A superbly crafted study of Hunter S. Thompson’s literary formation, achievement, and continuing relevance.
Savage Journey is a "supremely crafted" study of Hunter S. Thompson's literary formation and achievement. Focusing on Thompson's influences, development, and unique model of authorship, Savage Journey argues that his literary formation was largely a San Francisco story. During the 1960s, Thompson rode with the Hell's Angels, explored the San Francisco counterculture, and met talented editors who shared his dissatisfaction with mainstream journalism. Peter Richardson traces Thompson's transition during this time from New Journalist to cofounder of Gonzo journalism. He also endorses Thompson's later claim that he was one of the best writers using the English language as both a musical instrument and a political weapon. Although Thompson's political commentary was often hyperbolic, Richardson shows that much of it was also prophetic.

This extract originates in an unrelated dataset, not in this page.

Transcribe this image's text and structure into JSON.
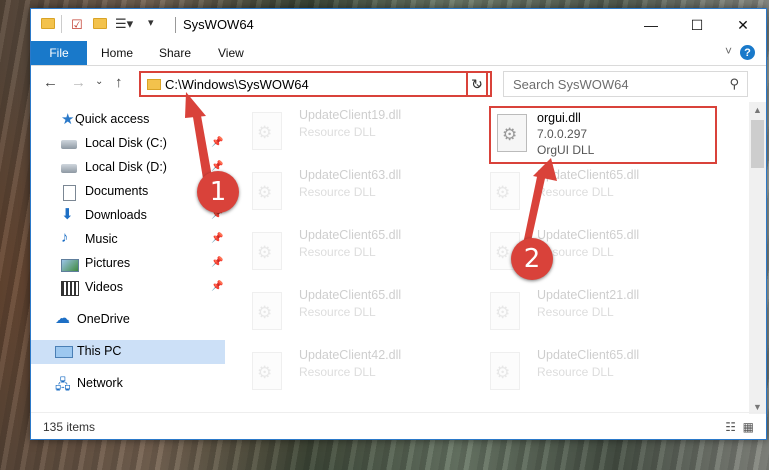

Fifty years after the publication of Fear and Loathing in Las Vegas, and more than a decade after his death, Thompson's celebrity continues to obscure his literary achievement. This book refocuses our understanding of that achievement by mapping Thompson's influences, probing the development of his signature style, and tracing the reception of his major works. It concludes that Thompson was not only a gifted journalist, satirist, and media critic, but also the most distinctive American voice in the second half of the twentieth century.